Quando procurar um advogado
- Para elaborar um Contrato de Convivência ou Escritura de União Estável: trata-se de ato técnico que exige análise individual dos bens, objetivos do casal e limites legais.
- Quando houver patrimônio relevante, empresas, heranças, filhos de relações anteriores ou pessoas com 70 anos ou mais.
- Para alterar o regime de bens: a forma adequada e a publicidade correta evitam nulidades e litígios.
- Em situações de separação/dissolução: partilha, guarda, alimentos e uso de imóvel exigem estratégia e proteção jurídica.
- Para planejamento sucessório e proteção patrimonial integrada (regime, testamento, doações, seguros, holdings).
Atos como consultoria jurídica individualizada, elaboração de contratos e atuação em processos judiciais são privativos de advogados regularmente inscritos na OAB. Buscar apoio profissional traz segurança, reduz riscos e previne perdas financeiras e emocionais.
Conclusão
A união estável é uma forma legítima e reconhecida de constituir família, e o regime de bens escolhido (ou o regime que entra automaticamente, se nada for pactuado) molda como o patrimônio do casal será formado, administrado e partilhado.
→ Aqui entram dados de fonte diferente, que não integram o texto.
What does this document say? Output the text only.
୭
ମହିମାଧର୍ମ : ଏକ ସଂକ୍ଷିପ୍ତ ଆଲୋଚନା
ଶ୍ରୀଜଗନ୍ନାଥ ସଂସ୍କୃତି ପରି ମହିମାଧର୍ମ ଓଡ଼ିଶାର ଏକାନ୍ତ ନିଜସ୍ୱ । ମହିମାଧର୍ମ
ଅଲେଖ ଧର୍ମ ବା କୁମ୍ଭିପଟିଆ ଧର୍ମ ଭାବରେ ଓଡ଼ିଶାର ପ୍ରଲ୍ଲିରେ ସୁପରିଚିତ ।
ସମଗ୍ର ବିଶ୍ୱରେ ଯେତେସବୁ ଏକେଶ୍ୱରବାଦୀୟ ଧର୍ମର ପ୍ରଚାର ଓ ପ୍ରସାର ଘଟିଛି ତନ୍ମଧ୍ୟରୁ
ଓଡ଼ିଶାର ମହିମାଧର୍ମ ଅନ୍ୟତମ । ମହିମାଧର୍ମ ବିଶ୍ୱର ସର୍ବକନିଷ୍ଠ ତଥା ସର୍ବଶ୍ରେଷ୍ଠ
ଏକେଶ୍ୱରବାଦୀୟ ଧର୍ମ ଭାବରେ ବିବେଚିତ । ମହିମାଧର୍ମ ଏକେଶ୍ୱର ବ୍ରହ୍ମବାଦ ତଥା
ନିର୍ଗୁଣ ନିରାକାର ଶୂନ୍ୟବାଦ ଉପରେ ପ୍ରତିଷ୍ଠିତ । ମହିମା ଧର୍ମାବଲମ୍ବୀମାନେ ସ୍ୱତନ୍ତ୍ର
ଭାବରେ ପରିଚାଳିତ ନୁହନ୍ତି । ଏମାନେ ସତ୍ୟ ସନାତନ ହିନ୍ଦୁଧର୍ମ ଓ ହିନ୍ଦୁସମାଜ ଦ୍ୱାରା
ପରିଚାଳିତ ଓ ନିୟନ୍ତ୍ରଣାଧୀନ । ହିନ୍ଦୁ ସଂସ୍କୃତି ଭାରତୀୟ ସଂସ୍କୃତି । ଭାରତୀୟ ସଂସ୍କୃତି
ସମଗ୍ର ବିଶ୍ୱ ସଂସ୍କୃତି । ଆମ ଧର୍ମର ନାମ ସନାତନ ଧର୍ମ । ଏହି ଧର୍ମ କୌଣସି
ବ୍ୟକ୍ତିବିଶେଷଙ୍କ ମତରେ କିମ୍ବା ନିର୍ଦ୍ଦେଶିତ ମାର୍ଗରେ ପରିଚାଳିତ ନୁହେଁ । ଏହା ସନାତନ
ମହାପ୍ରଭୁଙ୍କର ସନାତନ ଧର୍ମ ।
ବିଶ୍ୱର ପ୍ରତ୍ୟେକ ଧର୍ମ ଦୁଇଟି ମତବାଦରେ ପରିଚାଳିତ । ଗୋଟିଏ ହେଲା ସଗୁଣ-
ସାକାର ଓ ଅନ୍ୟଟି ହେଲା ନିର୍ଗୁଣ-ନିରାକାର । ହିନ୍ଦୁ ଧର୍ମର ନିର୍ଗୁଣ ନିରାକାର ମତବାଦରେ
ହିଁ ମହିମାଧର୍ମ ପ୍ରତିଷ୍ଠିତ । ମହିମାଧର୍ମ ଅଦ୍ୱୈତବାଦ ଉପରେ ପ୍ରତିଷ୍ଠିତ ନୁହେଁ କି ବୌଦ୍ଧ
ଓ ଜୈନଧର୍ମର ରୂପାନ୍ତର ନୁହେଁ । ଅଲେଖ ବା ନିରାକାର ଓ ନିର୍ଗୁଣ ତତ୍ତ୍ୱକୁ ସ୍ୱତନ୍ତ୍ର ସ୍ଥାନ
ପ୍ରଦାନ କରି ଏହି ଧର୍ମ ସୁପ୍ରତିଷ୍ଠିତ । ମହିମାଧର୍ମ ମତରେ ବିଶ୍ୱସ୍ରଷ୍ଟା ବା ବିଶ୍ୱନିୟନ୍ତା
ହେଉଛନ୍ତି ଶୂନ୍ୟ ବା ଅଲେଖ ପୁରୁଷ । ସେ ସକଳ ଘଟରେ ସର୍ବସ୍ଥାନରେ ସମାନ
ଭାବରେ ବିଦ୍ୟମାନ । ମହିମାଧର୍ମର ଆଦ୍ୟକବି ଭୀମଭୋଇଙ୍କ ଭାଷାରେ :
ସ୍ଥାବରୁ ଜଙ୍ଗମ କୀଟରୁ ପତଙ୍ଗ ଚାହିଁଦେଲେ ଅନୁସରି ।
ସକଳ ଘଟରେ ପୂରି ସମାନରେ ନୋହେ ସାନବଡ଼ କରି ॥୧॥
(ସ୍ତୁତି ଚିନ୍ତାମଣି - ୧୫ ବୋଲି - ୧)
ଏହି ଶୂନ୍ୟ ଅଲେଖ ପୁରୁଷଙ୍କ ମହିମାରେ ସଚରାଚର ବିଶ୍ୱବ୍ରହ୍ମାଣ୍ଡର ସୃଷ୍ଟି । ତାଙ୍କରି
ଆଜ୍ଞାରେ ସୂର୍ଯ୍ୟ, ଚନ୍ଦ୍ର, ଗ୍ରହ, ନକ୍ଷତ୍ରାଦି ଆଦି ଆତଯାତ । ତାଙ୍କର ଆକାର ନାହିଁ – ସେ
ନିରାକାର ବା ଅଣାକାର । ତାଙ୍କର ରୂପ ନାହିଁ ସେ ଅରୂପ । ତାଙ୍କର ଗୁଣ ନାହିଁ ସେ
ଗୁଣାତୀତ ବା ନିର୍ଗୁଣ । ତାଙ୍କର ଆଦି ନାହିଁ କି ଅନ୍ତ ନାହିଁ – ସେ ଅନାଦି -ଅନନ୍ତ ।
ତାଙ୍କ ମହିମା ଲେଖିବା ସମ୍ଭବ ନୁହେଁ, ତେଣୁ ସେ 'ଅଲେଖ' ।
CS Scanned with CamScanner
Pontos-chave para levar com você:
- Sem contrato, vale a comunhão parcial (art. 1.725 do CC).
- É possível escolher outro regime por contrato escrito (preferencialmente por Escritura Pública), inclusive com cláusulas sob medida.
- A separação obrigatória pode ser aplicada por analogia em determinadas hipóteses, especialmente para maiores de 70 anos — atenção redobrada.
- Planejamento preventivo e documentação clara evitam litígios e protegem o que é mais importante para vocês.
- Para casos com empresas, heranças, filhos de relações anteriores ou patrimônio significativo, o acompanhamento jurídico é essencial.